Solution to problem of polynomial equation using factorization.

Below is a solution to a 4th order polynomial equation. 

Solve the equation $2^4-3x^3-x^2-3x+2=0$

Divide through by $x^2$

$2x^2-3x-1-\frac{3}{x}+\frac{2}{x^2}=0$

Collect like terms.

$2x^2+\frac{2}{x^2}-3x-\frac{3}{x}-1=0$

Factor out coefficients

$2(x^2+\frac{1}{x^2})-3(x+\frac{1}{x})-1=0$...............................(i)
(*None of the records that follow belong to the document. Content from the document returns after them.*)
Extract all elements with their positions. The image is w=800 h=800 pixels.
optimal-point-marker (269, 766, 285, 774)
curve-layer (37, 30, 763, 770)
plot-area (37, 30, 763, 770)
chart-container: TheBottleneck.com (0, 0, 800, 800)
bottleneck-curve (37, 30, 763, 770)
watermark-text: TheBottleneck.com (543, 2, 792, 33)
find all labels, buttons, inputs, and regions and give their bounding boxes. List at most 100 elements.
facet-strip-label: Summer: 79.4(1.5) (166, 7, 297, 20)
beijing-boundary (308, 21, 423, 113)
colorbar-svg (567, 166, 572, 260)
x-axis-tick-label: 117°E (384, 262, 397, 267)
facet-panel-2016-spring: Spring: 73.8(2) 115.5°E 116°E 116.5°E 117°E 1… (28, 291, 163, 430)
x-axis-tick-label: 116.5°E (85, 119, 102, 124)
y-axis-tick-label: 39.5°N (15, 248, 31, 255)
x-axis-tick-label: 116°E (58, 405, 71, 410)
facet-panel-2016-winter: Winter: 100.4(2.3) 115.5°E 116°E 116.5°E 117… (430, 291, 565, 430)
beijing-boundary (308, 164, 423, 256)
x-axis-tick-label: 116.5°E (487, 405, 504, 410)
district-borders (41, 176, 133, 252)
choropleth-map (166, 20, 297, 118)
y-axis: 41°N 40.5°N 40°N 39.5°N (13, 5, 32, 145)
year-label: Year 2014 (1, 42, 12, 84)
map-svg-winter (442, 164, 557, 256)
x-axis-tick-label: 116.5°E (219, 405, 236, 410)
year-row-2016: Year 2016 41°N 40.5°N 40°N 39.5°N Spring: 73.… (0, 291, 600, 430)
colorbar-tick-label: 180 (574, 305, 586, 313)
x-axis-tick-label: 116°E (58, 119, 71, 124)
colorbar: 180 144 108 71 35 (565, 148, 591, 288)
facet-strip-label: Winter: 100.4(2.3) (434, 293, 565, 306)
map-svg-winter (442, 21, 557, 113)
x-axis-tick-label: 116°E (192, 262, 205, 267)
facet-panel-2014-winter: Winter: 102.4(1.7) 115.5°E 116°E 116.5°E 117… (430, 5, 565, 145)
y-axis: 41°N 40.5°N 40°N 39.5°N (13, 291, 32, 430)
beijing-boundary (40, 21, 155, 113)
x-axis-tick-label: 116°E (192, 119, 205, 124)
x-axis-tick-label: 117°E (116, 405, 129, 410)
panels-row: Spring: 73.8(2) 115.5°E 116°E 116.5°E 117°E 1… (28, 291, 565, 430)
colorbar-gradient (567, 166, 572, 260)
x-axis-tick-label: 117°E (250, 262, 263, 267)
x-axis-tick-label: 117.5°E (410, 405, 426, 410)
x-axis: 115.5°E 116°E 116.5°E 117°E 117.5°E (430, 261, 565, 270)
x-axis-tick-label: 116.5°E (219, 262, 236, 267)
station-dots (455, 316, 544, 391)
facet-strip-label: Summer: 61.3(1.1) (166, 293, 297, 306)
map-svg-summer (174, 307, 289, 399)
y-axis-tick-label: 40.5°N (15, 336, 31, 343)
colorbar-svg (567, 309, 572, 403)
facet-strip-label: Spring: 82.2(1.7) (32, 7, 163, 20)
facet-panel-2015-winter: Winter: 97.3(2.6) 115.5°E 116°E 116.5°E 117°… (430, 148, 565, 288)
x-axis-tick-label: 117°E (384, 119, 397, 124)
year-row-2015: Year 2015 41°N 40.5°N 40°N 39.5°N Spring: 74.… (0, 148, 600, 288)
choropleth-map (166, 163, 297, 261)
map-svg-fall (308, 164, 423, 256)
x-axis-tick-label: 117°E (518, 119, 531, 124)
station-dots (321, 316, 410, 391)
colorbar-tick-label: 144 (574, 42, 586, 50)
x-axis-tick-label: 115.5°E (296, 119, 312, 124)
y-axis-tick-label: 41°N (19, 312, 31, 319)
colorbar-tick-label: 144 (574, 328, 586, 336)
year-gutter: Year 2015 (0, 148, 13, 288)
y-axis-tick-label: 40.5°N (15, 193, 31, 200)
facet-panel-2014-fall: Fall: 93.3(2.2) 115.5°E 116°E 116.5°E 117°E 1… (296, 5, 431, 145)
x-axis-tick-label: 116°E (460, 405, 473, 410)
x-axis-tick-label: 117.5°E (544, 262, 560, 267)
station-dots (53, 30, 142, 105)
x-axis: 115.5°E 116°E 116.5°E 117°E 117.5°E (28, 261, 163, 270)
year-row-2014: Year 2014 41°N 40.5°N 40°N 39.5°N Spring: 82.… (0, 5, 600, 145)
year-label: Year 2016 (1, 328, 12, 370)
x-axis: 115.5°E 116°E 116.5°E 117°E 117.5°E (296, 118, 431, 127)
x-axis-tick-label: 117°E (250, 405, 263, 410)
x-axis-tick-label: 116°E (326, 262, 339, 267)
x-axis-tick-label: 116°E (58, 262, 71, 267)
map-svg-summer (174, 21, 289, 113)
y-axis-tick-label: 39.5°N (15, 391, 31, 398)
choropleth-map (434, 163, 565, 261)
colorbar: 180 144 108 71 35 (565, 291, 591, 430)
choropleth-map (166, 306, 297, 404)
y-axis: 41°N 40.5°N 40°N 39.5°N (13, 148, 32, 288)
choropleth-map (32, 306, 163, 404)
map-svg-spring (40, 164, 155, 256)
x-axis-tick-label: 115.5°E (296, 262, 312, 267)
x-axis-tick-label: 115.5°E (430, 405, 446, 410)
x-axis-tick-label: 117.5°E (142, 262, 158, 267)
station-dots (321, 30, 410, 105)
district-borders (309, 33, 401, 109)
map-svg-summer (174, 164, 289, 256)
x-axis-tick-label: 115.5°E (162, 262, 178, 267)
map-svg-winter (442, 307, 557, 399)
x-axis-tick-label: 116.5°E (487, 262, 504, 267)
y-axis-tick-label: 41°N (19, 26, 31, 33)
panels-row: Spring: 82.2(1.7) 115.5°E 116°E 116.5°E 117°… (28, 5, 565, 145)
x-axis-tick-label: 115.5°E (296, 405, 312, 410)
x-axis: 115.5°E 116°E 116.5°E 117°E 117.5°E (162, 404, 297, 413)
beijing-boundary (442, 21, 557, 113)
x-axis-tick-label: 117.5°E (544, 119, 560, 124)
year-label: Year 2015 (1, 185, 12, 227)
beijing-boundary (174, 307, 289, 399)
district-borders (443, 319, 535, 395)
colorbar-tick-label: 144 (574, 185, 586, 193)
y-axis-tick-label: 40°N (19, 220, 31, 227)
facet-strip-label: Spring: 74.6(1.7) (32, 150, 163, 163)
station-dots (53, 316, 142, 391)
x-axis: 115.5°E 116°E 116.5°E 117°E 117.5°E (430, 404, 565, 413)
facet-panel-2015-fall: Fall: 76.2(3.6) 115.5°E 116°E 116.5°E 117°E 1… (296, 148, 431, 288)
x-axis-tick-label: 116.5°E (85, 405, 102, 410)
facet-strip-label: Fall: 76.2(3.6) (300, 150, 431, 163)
Let &$t=x+\frac{1}{x}$ so that $t^2=x^2+2+\frac{1}{x^2}$

Substitute $t$ into (i)

$2(t^2-2)-3t-1=0$

$2t^2-4-3t-1=0$

$2t^2-3t-5=0$

Factorizing the quadratic equation yields:

$2t^2-3t-5=(2t-5)(t+1)=0$

$t=\frac{5}{2}$ or $-1$

Substitute $t=x+\frac{1}{x}$ into the roots of the equation

=$x+\frac{1}{x}=\frac{5}{2}$ or $x+\frac{1}{x}=-1$

Simplify the roots by clearing the denominator, we get

$2x^2+5x+2=0$ or $x^2+x+1=0$

Solving for $x$ in $2x^2+5x+2=0$ we get $x=\frac{1}{2}, 2$

And solving for $x$ in $x^2+x+1=0$ we get $x=\frac{-1\pm{i} \sqrt{3}}{2}$. 

Thetefore: the root of the polynomial equation  $2^4-3x^3-x^2-3x+2=0$ is  $x=\frac{1}{2}, 2$, and  $x=\frac{-1\pm{i} \sqrt{3}}{2}$.